So, what’s up with MAIL02?

AEMS users whose mailboxes reside on mailbox server MAIL02 will have undoubtedly noticed that their particular mailbox server has been woefully unstable of late, much to everyone’s consternation. The problem is that the store.exe processes, which handles interactions with the databases containing the mailboxes, has been experiencing sporadic crashes. Through analysis of crash dumps, Microsoft Support has determined that problem is a known issue, addressed in Exchange Server 2007, Service Pack 2, Rollup 3.

We had been planning on installing Service Pack 2 and the latest rollup at some point this fall since it is a prerequisite for an eventual transition to Exchange 2010. However, this issue has forced our hand, and we are now planning to install Service Pack 2 and Rollup 4 during the maintenance window this coming weekend (or sooner if the Powers-That-Be™ authorize it). I have been knee-deep in testing the new updates to move them through our change management process.

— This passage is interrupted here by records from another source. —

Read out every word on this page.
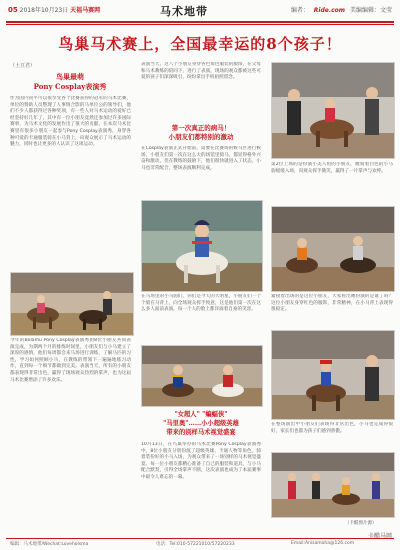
05 2018年10月23日 天福马赛网	马术地带	编者： Ride.com 美编编辑：文莹
鸟巢马术赛上，全国最幸运的8个孩子！
（土豆君）
鸟巢最萌
Pony Cosplay表演秀
作为国内顶平可以很享受各个比赛获得的冠军的马术比赛，单位的赞助人员整理了人事情合影的马单位公的领导们，他们不少人都获得过各种奖项，有一些人对马术运动的爱好已经坚持好几年了，其中有一位小朋友竟然还参加过许多国际赛事，为马术文化的发展作出了很大的贡献。在本次马术比赛里有很多小朋友一起参与Pony Cosplay表演秀，身穿各种可爱的卡通服装骑在小马背上，向观众展示了马术运动的魅力，同时也让更多的人认识了这项运动。
今年的Bolamu Pony Cosplay表演秀由8位小朋友共同表演完成，为期两个月的排练时间里，小朋友们与小马建立了深厚的感情，他们每周都会来马场进行训练，了解马匹的习性，学习如何照顾小马，在教练的带领下一遍遍地练习动作，直到每一个细节都做到完美。表演当天，所有的小朋友都表现得非常出色，赢得了现场观众热烈的掌声，也为这届马术比赛增添了许多欢乐。
表演当天，这八个小朋友身穿各色角色服装的服饰，在父母和马术教练的陪同下，进行了表演，现场的观众都被这些可爱的孩子们深深吸引，纷纷拿出手机拍照留念。
第一次真正的病马！
小朋友们都特别的激动
在Cosplay表演正式开始前，需要在比赛场的候马区进行候场，小朋友们第一次在这么大的场馆里骑马，都显得格外兴奋和激动，但在教练的鼓励下，他们很快就进入了状态，小马也非常配合，整场表演顺利完成。
在马场里的小马驹们，你们是今天的大明星，小朋友们一个个骑在马背上，向全场观众挥手致意，这是他们第一次在这么多人面前表演，每一个人的脸上都洋溢着自豪的笑容。
"女超人" "蝙蝠侠"
"马里奥"……小小超级英雄
带来的别样马术视觉盛宴
10月13日，在鸟巢举办的马术比赛Pony Cosplay表演秀中，8位小朋友分别扮演了超级英雄、卡通人物等角色，骑着装扮好的小马入场，为观众带来了一场别样的马术视觉盛宴。每一位小朋友都精心准备了自己的服装和道具，与小马配合默契，引得全场掌声不断，这次表演也成为了本届赛事中最令人难忘的一幕。
第2位上场的是扮演小美人鱼的小朋友，她骑着白色的小马驹缓缓入场，向观众挥手微笑，赢得了一片掌声与欢呼。
紧接着出场的是这位小朋友，大家看出她扮演的是谁了吗？这位小朋友身穿红色的服饰，非常精神，在小马背上表现得很稳定。
在整场演出中小朋友们表现得非常出色，小马也完成得很好，家长们也都为孩子们感到骄傲。
（卡酷图片源）
卡酷马网
编辑：马术地带/Wechat:Loveholsma	电话：Tel:010-57221010/57220233	Email:Anisamoha@126.com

Microsoft has not published details on the nature of the bug, and for very good reason. A nefarious individual could use the bug to launch a denial of service attack on Exchange servers which are not patched up to at least SP RU 3.  Suffice it to say, that it involves store.exe not being able to properly digest certain strings of data coming from mobile devices.

We apologize for the inconvenience and ask that everyone bear with us until we get this fixed.

UPDATE [Aug. 24, 2:30PM]: Microsoft’s analysis of the last two crash dumps that we sent in revealed that the user responsible for them was the same one found in the first crash dump analysis, despite the fact that we had disabled ActiveSync access for that user. It turns out that all previous cases that the folks at Microsoft had encountered of this problem were due to mobile devices, but the crash analysis only reveals that the method of access being used was non-MAPI. The user in question happens to be an Entourage user.  We’ve cut off all non-MAPI access for the user in question and provided instructions on accessing his mailbox via Outlook on vDesk.

That having been said, although we haven’t had a store crash since 11:11am, CPU usage on MAIL02 is still being pegged. The store crashes have clearly left the server in a degraded state performance-wise. We will likely have to perform a failover and reboot at some point in order to clear it up, possibly after 5:00pm.

UPDATE [Aug. 25, 9:25AM]: Mid-afternoon yesterday, I decided to go ahead and perform an emergency failover of MAIL02 since its performance was in such a degraded condition. Performance has been solid since then, and there have been no further store.exe crashes.

We are preceding with plans to apply updates this weekend. In fact, the change board meeting to gain approval for the change takes place in about an hour.